すでにお気に入りになっているアン・タイラーの2冊目![]()
"ヴィネガー・ガール" と云うのが、ぴったりの女性ケイト。
の表紙にあるように、美容院での美容師との会話が面倒なので髪を伸ばしたままにしている。
率直な物言いと合理的なマインド、そして庭仕事が好きで、子どもに人気。
科学者の父と、ふわふわした魅力を撒き散らす(まるでシュガー・ガール)高校生の妹と住んでいる(母は妹を産んだ後に亡くなっている)。
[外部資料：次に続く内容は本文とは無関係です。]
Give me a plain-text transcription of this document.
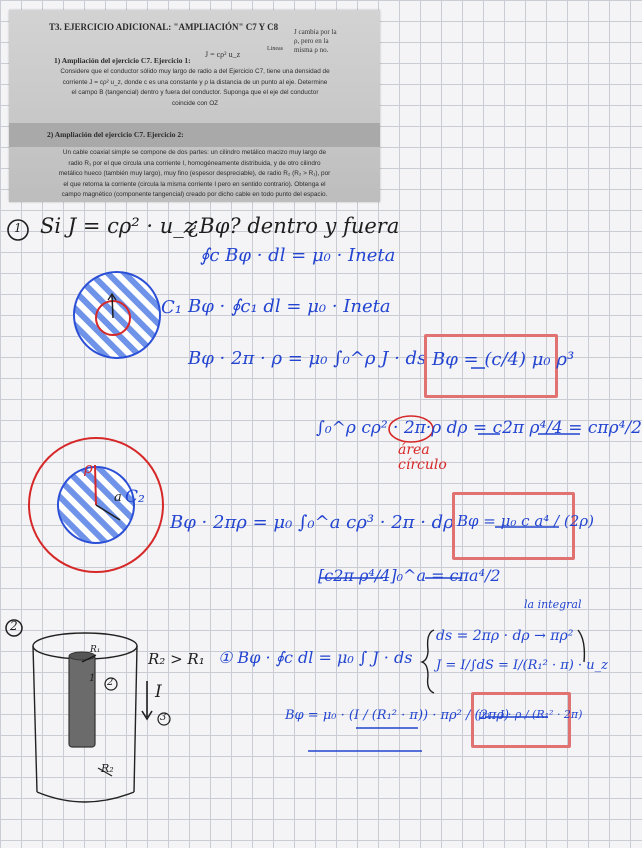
T3. EJERCICIO ADICIONAL: "AMPLIACIÓN" C7 Y C8
1) Ampliación del ejercicio C7. Ejercicio 1:
J = cρ² u_z
Lineas

Considere que el conductor sólido muy largo de radio a del Ejercicio C7, tiene una densidad de

corriente J = cρ² u_z, donde c es una constante y ρ la distancia de un punto al eje. Determine

el campo B (tangencial) dentro y fuera del conductor. Suponga que el eje del conductor

coincide con OZ

2) Ampliación del ejercicio C7. Ejercicio 2:

Un cable coaxial simple se compone de dos partes: un cilindro metálico macizo muy largo de

radio R₁ por el que circula una corriente I, homogéneamente distribuida, y de otro cilindro

metálico hueco (también muy largo), muy fino (espesor despreciable), de radio R₂ (R₂ > R₁), por

el que retorna la corriente (circula la misma corriente I pero en sentido contrario). Obtenga el

campo magnético (componente tangencial) creado por dicho cable en todo punto del espacio.

J cambia por la
ρ, pero en la
misma ρ no.
1 Si J = cρ² · u_z
¿Bφ? dentro y fuera
∮c Bφ · dl = μ₀ · Ineta
C₁ Bφ · ∮c₁ dl = μ₀ · Ineta
Bφ · 2π · ρ = μ₀ ∫₀^ρ J · ds Bφ = (c/4) μ₀ ρ³
∫₀^ρ cρ² · 2π·ρ dρ = c2π ρ⁴/4 = cπρ⁴/2
área
círculo
C₂
ρ
a
Bφ · 2πρ = μ₀ ∫₀^a cρ³ · 2π · dρ Bφ = μ₀ c a⁴ / (2ρ)
[c2π ρ⁴/4]₀^a = cπa⁴/2
2
R₂ > R₁
I
1 2
3
R₁
R₂
la integral
① Bφ · ∮c dl = μ₀ ∫ J · ds
ds = 2πρ · dρ → πρ²
J = I/∫dS = I/(R₁² · π) · u_z
Bφ = μ₀ · (I / (R₁² · π)) · πρ² / (2πρ)
μ₀ · I · ρ / (R₁² · 2π)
父と研究をともにする外国人の若い科学者ビョートルのビザの期限が迫ることから、父に偽装結婚話を持ちかけられる〜という出だしである。
登場してくる人物達の描写がじつにオモシロい。。
そもそもケイトは植物学を学びたくて大学に入学したものの、教授の光合成の説明が「中途半端だ」と言って怒りにあい退学させられたのだ。父の意向(まだ若いし家のことを頼みたかった)もあり復学せずに、伯母に勧められてプリスクールのアシスタントとして暮らすうちに29歳になっている。
このプリスクールの4歳児のクラスをみているのだが、子ども達の遊びも諍いも笑える。
ヴィネガー・ガールとシュガー・ガールで「じゃじゃ馬ならし」を匂わせるが、、、「じゃじゃ馬ならし」にあるような呆れる展開ではなく、ビョートルも飄々として楽しく個性的なナイスガイに描かれている。
その彼が言う。「ぼくの国にはことわざがあるんだ。『優しい(スウィート)人間には気をつけろ。砂糖(シュガー)は栄養がない』って」
それに対して(おもしろいと思ったものの)ケイトは言う。「へぇ、わたしの国ではこう言うけど。『蜂蜜(ハニー)のほうが酢(ヴィネガー)より多くの蝿を捕まえられる』」
そしてビョートル「そのとおり。だけど蝿なんか捕らえて何になる。答えてみて、ヴィナガー・ガール」
移民局に偽装を疑われないようにと慣れない携帯電話の写メに取り組む父親。
初めは反発しつつも徐々に父の立場やこれまでの頑張りを認めだすケイト。
そして、あらためて自分の生き方を考えるようになる。